Some Houstonians still unable to access homes

As a few people start returning to their devastating homes - the emotions are overwhelming.

HOUSTON, TX - One week after Hurricane Harvey hit Houston some homeowners are still unable to access their homes. That's the case for residents of the Ethan's Glen community in west Houston. 

"So many of us have lived in here for a long time and it's just killing us all," said Chip Smith as he showed a KVUE News crew the damage via boat.

Inside the condo community, cars are submerged, water is up to many front door knobs and homes are flooded.

"It's heart sickening because this place is so beautiful when it's normal," Smith said. 

But Friday, Buffalo Bayou claimed Ethan's Glen.

"We don't know when the water will go down first. We don't know if it's going to be a week or three weeks before we can get to some of the units."

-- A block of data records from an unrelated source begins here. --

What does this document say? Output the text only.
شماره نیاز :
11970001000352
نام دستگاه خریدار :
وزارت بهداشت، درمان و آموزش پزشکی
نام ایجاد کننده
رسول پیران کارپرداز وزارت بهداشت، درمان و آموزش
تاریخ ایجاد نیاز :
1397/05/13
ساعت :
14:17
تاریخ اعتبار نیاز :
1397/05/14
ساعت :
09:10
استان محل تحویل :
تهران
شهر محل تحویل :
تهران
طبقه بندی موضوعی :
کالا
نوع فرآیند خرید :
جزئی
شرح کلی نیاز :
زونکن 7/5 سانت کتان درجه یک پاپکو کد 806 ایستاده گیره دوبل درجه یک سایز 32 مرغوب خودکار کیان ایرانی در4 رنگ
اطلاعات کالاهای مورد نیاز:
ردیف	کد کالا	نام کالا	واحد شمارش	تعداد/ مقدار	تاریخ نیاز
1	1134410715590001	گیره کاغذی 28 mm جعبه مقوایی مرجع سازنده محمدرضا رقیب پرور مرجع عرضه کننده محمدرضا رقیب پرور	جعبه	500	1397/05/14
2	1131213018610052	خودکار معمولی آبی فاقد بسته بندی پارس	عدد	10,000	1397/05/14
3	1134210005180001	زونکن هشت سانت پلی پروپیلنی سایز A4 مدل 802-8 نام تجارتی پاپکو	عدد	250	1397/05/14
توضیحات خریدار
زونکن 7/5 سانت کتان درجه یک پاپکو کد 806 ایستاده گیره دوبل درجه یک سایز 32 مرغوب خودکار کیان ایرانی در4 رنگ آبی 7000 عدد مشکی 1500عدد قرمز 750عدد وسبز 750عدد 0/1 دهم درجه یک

Smith has lived in his home for 32 years and says it's never flooded. The storm took his community by surprise.

"Somebody said we have to move the cars again. So I got one of mine out to Memorial," Smith said pointing toward the street that's less than 100 yards from where he stood. "And before I could get back and get my second car, it had gone under. That's how fast the water came up."

Of the 288 condos in Ethan's Glen, Smith, who is on the neighborhood association board, estimates two-thirds of the homes still have water inside. 

Brian Reynolds' first floor is flooded. 

"It's been a little bit of torture because ever since the hurricane stopped it was sun, no rain and we come home to a foot, foot and a half of water. Next day another foot and I guess it's because they had to release the water so it's been creeping up around here for the last couple of days," said Reynolds.

Buffalo Bayou is about 75 feet away from the property. It's unable to drain because water is being released from reservoirs, leaving residents with no choice but to boat in and out to save what they can.

"I'm just trying to salvage what clothing me, my wife and my daughter have upstairs and bedding and fabric before the mold gets to it," said Reynolds. 

He moved into his home three months ago so his daughter with special needs can attend a school nearby. Through the storm, she is what's keeping him going.

"She doesn't even know what's going on. She's like the only thing that keeps us sane right now," Reynolds said. She's literally been playing and happy and just kind of takes our mind off the situation right now."

A situation that is seemingly dire. But the neighbors say together they'll get through it, Houston Strong.